Et si notre rapport à la nourriture témoignait fortement de l'inégalité entre les sexes et des stéréotypes de genre les plus profondément ancrés dans notre société ? C'est ce qu'avancent de passionnants ouvrages sociologiques et féministes dédiés à ce sujet précis, comme les enquêtes de Nora Bouazzouni : Faiminisme : Quand le sexisme passe à table et Steaksisme : En finir avec le mythe de la végé et du viandard.
Une thématique bien moins anodine qu'on ne pourrait le croire, tant la gastronomie est, plus qu'une pratique, une véritable culture, avec tout ce que cela implique de réalités... et de fantasmes. Parmi ceux-ci, les images genrées associées aux diverses formes d'alimentation. Et dans le genre, un type de nourriture fait très fort : les plats épicés. Pour beaucoup, on tiendrait là la quintessence du déjeuner de "vrai mec".
C'est tout du moins ce que déplore cette analyse de Slate, décryptant le "manger épicé" comme un symbole de virilité décomplexée par excellence, et s'interrogeant à raison : "Le piment serait-il un pénis de substitution ?". Selon une étude scientifique américaine citée par l'article, les hommes, contrairement aux femmes mangeraient épicé pas simplement pour les sensations uniques que cette nourriture (à consommer avec modération) suscite, mais également... "pour montrer aux autres qu'ils mangent épicé". Tout simplement.
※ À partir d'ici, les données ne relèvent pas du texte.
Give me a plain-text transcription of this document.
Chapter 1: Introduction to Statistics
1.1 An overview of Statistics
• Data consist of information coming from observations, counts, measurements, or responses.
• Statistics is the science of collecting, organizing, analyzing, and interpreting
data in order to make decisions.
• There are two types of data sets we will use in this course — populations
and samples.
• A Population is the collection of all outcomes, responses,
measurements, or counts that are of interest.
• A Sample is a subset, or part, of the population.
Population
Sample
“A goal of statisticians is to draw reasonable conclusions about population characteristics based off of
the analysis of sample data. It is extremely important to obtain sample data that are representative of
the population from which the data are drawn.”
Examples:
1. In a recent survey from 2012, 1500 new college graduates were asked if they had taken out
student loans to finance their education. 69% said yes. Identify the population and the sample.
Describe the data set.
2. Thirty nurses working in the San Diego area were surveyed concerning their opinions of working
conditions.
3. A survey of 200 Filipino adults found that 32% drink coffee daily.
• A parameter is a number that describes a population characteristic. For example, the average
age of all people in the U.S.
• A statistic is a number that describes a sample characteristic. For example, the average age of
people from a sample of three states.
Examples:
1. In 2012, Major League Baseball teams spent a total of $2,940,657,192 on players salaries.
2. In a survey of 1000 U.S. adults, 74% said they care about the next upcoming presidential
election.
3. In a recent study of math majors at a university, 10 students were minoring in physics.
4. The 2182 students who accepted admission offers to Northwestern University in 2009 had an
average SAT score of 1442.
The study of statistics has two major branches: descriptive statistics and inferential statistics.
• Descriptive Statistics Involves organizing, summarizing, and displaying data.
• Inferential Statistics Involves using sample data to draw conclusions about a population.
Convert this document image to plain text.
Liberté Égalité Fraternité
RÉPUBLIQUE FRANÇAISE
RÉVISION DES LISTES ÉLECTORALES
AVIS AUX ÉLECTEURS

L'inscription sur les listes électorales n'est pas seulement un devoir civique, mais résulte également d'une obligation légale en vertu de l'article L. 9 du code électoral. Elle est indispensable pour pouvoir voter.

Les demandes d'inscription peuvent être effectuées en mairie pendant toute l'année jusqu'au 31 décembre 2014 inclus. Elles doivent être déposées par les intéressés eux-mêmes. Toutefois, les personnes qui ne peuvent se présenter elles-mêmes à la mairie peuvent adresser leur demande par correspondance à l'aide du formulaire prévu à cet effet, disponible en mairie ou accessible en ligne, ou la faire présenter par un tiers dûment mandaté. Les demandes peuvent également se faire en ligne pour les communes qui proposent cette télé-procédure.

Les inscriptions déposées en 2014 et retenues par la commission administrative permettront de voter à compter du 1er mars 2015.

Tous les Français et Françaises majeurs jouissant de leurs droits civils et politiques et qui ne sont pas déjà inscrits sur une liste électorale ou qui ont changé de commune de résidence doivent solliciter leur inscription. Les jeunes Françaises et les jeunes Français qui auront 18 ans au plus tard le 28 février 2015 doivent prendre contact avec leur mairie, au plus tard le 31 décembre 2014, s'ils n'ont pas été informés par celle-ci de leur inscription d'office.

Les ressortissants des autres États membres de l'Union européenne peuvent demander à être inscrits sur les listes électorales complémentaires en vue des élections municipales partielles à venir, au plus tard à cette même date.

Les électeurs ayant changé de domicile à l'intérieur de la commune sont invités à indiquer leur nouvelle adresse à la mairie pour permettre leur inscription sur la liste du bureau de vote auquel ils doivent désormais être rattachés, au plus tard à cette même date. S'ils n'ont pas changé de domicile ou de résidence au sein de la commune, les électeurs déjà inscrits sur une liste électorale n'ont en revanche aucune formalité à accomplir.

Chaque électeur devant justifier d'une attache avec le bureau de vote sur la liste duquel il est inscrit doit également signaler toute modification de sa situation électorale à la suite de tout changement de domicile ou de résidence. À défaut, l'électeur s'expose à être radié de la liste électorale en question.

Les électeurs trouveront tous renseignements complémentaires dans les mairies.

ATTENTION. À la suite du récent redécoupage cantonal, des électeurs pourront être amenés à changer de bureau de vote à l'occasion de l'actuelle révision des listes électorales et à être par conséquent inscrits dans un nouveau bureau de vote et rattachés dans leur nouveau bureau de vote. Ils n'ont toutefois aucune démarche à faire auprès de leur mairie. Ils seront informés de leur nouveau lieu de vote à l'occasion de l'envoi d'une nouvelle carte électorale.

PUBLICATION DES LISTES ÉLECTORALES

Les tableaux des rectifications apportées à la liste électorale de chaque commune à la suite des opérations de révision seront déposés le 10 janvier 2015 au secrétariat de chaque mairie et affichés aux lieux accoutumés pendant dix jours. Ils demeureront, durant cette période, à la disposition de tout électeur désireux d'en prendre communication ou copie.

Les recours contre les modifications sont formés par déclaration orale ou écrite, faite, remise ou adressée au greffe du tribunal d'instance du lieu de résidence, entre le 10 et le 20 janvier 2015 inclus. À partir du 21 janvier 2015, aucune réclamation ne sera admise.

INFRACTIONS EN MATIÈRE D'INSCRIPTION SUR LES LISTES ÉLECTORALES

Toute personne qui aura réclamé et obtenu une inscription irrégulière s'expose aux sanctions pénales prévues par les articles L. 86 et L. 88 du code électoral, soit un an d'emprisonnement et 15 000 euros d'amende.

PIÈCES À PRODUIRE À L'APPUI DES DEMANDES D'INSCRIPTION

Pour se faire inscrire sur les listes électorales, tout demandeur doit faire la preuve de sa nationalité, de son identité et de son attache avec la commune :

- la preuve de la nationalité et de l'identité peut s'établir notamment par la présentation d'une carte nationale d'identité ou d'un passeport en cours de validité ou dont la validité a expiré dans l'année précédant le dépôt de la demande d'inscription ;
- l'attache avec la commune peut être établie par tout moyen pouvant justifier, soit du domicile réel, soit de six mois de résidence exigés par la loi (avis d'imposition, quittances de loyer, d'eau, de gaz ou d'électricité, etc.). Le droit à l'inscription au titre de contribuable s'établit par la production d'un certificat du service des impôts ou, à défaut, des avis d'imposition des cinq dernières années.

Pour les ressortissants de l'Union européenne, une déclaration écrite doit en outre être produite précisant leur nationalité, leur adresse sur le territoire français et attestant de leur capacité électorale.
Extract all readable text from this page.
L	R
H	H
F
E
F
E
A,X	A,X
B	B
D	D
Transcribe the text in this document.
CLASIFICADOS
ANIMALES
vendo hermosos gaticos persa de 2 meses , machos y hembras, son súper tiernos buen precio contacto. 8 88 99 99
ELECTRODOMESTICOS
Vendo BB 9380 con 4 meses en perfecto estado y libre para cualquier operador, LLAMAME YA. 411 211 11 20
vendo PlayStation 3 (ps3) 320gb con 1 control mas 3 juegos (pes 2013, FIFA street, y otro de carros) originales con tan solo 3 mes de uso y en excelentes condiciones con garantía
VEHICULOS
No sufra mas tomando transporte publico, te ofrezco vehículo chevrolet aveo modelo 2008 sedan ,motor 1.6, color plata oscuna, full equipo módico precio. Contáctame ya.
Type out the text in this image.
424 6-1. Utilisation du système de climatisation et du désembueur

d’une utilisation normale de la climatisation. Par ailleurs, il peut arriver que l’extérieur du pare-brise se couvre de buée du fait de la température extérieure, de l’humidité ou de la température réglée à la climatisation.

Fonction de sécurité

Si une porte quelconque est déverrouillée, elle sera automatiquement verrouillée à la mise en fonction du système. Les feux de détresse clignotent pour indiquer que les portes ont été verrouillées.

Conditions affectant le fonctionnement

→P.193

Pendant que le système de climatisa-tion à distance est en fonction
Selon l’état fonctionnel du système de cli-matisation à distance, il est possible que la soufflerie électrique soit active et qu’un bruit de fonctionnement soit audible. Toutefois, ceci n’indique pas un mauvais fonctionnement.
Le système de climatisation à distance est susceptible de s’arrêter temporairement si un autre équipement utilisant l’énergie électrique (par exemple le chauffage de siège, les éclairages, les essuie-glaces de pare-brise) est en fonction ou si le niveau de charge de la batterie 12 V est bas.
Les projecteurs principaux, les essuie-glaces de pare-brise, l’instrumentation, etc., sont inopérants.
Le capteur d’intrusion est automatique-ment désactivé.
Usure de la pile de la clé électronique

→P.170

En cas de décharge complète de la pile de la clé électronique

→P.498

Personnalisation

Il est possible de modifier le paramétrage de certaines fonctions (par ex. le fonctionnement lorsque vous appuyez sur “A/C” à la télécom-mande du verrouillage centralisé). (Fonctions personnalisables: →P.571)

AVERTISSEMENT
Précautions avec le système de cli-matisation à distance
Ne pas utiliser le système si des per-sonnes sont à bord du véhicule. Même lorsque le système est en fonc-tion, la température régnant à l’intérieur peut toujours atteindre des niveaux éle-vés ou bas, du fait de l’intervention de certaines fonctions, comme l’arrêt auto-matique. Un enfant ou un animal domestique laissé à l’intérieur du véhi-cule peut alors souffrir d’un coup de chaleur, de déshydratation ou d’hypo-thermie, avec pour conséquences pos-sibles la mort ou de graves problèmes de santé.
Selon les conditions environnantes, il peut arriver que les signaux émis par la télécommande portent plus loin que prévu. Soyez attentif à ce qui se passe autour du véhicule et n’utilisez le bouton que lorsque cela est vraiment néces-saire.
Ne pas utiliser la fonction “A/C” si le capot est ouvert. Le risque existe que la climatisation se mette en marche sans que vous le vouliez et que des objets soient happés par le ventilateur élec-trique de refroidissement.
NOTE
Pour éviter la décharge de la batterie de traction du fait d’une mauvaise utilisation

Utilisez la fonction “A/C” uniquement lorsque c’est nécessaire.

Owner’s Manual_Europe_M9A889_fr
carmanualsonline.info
D'un côté, le kiffe individuel, de l'autre, le choix conscient d'un type de plat dans le but d'être adoubé par ses pairs. Et, notamment, "obtenir une forme de validation de leur résistance au feu du piment", relève le média en ligne. Comme l'énonce l'étude scientifique concernée, on observe d'un genre à l'autre "des mécanismes divergents conduisant à la consommation d'aliments épicés, les hommes réagissant davantage aux facteurs extrinsèques, tandis que les femmes réagissent davantage aux facteurs intrinsèques".
Une consommation qui serait étroitement liée aux "traits de personnalité". Et, on peut le dire, à tout un "mythe de la virilité", pour paraphraser l'ouvrage de la philosophe Olivia Gazalé. A travers ce mythe, une résistance, mais surtout, une performance - et le culte qui va avec. Comme dans les salles de sport ou les films pornos, le piment semble être le symbole du mâle qui cherche avant tout à "performer". Et plus précisément, faire montre de l'étendue de sa masculinité en privilégiant l'ultra-spicy, quitte à ce que la consommation culinaire vrille au concours bête et méchant - voire dangereux.
Si toute une génération a conservé à l'esprit le défi potache très Jackass de Michael Youn et sa bande des 11 Commandements (consommer le plus de piments, très vite et très forts, bien entendu), ce type de spectacle s'est volontiers perpétué sur la Toile depuis. Les challenge YouTube mettant en scène piments toujours plus puissants et autres mentions de l'Échelle de Scoville (qui permet de mesurer la force des piments) sont légion.
Et la résistance au "feu" peut vite vriller au concours de bites. Au gré des vidéos fooding les plus pop de cette thématique, il est souvent question du "piment le plus fort du monde". Difficile d'associer plus ouvertement alimentation et compétition - le tout auréolé de jolis emojis flammes pour mieux faire passer la sauce (piquante).
Il y a quelques années déjà, une enquête des Inrocks s'interrogeait sur la résistance au piment comme "preuve ultime de virilité". Un fantasme qui ne semble guère dépassé aujourd'hui hélas. Et qui au fil des ans a de plus en plus intéressé la recherche. Tout en citant l'instigateur du site spécialisé Chilli World, Greg Collingham ("En testant les piments les plus forts, il s'agit de montrer qu'on est un dur"), l'article évoque ainsi une étude très sérieuse de l'Université de Grenoble établissant un lien entre "ingestion de piment et augmentation du taux de testostérone".
Une équation curieuse que l'on aimerait guère intégrer à nos plats.